É certo que três semanas de campanha podem criar desfechos imprevisíveis. Basta recordar as presidenciais de 1986, em que um Soares com 25% derrotaria um Freitas do Amaral apoiado pela direita e tido como ameaça ao regime saído de Abril, através da convergência do restante espectro polítco na segunda volta.
Recentemente, Portugal esteve perto de novo cenário de polarização, com contornos bem menos explosivos. E foi a recusa de amarrar um partido a um ex-líder indiciado pela justiça; a convergência de forças políticas em redor da defesa da Constituição e a construção de um programa de resolução dos problemas mais urgentes que abriram caminho à saída da crise nacional e a uma acalmia na sociedade portuguesa.

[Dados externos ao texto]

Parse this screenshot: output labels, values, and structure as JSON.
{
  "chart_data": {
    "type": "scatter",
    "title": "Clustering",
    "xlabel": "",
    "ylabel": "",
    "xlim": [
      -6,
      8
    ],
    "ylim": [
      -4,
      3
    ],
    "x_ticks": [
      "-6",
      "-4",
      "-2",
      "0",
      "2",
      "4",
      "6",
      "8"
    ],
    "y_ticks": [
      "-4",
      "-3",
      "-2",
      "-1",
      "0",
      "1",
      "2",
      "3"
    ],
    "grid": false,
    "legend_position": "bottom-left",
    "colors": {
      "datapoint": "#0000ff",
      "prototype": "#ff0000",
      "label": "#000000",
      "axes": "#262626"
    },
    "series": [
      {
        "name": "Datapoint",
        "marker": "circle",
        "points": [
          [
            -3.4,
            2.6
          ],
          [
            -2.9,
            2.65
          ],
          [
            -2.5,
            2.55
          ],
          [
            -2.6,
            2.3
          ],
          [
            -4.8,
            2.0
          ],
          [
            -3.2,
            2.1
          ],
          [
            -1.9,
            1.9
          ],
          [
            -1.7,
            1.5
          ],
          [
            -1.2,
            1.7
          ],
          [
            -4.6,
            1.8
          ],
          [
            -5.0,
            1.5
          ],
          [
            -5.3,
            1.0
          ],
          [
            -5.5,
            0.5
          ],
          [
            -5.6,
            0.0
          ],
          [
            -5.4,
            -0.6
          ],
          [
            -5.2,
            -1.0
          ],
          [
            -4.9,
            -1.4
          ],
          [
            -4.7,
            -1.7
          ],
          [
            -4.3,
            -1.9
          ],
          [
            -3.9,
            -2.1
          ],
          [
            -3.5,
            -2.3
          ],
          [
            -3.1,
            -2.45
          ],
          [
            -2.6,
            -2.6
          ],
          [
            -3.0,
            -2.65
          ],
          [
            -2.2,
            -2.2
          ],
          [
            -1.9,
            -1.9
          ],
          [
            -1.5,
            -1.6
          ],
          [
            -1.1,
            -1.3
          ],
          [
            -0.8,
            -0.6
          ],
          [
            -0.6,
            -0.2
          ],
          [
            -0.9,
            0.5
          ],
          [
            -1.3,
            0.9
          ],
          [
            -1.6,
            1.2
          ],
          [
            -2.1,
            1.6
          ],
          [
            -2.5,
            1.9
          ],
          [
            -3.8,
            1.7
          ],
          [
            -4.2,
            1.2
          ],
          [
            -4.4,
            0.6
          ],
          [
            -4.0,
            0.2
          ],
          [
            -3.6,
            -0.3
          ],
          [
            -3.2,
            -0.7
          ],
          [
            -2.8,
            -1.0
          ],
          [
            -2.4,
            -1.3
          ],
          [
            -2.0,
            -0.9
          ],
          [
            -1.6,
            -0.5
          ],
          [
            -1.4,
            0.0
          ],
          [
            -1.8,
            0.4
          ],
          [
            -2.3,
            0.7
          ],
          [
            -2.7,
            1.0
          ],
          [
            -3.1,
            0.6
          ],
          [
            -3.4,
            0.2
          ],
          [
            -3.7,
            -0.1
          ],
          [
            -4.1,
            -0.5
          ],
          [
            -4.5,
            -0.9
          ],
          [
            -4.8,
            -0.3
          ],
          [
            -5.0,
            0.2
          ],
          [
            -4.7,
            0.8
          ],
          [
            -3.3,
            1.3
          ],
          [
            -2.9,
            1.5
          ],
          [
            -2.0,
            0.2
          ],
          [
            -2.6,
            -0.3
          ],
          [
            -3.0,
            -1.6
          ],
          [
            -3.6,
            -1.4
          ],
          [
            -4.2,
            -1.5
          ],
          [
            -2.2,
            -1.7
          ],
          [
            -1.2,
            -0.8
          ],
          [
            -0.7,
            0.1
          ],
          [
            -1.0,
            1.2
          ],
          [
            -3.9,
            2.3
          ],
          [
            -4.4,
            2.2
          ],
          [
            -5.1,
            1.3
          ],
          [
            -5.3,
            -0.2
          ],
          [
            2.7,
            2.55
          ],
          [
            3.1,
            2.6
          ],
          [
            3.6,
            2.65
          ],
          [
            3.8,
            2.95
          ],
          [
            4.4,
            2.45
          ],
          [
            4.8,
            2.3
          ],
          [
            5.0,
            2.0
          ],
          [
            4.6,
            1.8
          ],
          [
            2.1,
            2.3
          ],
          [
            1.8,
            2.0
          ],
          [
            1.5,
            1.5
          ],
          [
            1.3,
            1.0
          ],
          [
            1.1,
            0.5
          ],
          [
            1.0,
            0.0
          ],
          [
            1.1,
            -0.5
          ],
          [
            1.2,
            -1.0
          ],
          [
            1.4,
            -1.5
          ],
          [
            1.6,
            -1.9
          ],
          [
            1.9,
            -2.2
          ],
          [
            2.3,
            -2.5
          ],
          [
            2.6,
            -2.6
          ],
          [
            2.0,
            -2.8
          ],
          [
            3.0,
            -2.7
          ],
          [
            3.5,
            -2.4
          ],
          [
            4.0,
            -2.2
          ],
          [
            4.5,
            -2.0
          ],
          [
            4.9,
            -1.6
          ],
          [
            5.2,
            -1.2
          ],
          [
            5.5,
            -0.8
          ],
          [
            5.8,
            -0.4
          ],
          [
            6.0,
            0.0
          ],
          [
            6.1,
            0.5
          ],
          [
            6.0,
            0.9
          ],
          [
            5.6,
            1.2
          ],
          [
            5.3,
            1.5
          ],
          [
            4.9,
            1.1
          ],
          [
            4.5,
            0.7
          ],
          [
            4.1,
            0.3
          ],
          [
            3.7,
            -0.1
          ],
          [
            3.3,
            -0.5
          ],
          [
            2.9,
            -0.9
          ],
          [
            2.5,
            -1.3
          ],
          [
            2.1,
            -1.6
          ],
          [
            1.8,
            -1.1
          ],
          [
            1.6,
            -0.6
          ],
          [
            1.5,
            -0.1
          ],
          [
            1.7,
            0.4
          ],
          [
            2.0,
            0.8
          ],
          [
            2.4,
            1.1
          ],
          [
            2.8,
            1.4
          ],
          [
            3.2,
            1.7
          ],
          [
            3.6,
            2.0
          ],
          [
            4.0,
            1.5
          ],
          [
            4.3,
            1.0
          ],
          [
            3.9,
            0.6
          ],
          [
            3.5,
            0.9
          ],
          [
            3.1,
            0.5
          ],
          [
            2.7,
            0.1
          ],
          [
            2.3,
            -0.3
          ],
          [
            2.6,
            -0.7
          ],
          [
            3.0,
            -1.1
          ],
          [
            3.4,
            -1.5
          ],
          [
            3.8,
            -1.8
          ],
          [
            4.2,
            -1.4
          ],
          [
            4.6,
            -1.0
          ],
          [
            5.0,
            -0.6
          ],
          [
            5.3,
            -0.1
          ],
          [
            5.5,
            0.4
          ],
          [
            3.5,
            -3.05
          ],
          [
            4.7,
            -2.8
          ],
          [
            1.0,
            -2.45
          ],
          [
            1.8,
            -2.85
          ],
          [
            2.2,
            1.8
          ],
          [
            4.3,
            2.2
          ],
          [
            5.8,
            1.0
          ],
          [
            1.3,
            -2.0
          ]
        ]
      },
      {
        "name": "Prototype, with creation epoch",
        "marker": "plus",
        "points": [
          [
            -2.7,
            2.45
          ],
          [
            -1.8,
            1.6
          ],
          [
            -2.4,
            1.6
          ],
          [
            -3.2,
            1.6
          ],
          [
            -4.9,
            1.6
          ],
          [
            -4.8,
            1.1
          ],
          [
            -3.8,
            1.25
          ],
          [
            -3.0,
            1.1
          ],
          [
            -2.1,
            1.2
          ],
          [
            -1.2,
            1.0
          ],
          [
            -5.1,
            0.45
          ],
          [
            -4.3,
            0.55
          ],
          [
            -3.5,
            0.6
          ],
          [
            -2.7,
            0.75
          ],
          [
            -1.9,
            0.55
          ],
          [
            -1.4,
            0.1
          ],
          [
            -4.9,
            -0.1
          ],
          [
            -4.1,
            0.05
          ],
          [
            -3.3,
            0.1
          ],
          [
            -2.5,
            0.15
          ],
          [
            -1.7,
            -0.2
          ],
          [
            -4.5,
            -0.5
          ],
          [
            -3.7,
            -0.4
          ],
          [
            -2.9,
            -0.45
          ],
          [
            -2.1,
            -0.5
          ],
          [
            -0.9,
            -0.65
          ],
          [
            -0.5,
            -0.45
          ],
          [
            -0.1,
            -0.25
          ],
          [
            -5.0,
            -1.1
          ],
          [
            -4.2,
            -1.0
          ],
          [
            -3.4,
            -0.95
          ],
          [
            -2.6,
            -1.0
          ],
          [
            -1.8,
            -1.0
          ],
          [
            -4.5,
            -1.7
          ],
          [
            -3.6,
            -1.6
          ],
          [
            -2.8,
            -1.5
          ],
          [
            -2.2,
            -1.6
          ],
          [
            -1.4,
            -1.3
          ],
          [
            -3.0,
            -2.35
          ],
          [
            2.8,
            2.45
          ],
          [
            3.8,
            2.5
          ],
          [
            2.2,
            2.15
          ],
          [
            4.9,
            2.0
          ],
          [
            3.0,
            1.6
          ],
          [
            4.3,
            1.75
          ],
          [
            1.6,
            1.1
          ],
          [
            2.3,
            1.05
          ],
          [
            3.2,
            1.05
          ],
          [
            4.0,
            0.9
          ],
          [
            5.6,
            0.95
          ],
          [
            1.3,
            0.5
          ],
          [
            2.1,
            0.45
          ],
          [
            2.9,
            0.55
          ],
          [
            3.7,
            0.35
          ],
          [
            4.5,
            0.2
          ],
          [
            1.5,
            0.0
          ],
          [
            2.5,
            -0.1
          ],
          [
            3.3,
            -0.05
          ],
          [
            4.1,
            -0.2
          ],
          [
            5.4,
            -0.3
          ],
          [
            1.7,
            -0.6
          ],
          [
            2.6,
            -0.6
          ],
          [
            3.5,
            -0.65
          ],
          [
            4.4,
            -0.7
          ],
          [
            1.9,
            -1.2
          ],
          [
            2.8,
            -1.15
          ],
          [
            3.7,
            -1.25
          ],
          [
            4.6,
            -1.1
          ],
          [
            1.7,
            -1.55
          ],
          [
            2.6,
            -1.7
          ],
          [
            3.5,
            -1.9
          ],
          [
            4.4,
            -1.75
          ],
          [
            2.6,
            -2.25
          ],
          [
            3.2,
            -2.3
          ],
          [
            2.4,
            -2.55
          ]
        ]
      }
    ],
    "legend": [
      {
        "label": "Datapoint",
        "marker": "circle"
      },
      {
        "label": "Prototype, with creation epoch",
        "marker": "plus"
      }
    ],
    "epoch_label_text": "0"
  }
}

Ora, nenhuma destas condições ocorre (ainda) no Brasil. O PT centrou-se na polarização e manteve-se à sombra de Lula. No incitamento ao ódio mútuo, o candidato sem lastro no poder sai sempre a ganhar: se Bolsonaro parece envolvido em corrupção, é Lula quem de facto está preso. Na verdade, o ódio ao PT agrega hoje os mais diversos campos políticos brasileiros.
A primeira tarefa de Haddad é, por isso, consolidar o campo democrático ao redor da sua candidatura. Para isso, precisa de se tornar um candidato autónomo com campanha própria, centrada em temas que afectam os brasileiros. Bolsonaro evitará o confronto de ideias, refugiando-se em temas morais e em vacuidades: pouco interessa aos seus eleitores que ele seja o candidato mais impreparado de sempre.
Mas para Haddad isto é fundamental. Mais do que apelar ao medo e ao ódio ao oponente, será na base de um frentismo democrático negociado com os outros partidos; no diálogo com sectores religiosos moderados; na mobilização dos movimentos sociais em torno da reforma do Estado e da sociedade; e na atracção de muitos indecisos e abstencionistas que se poderá criar uma resistência.
Nas eleições recentes da França e dos Estados Unidos, largos sectores políticos recusaram essa convergência democrática – por não verem concessões políticas relevantes; por verem o receio de um golpe fascista como parte de uma chantagem política; para evitar a associação que esse apoio implica. O risco de uma repetição do caso no Brasil é enorme. Mas o sistema político brasileiro não tem os mesmos mecanismos de freios e contrapesos que se encontram na América, nem o espartilho de uma UE.
A vitória de Bolsonaro causará ondas de choque profundas dentro e fora do Brasil. Não só pelo que o próprio poderá fazer, mas pelo que outros se sentirão autorizados a passar a fazer. Parece que chegou a hora do tudo ou nada.
O autor escreve de acordo com a antiga ortografia.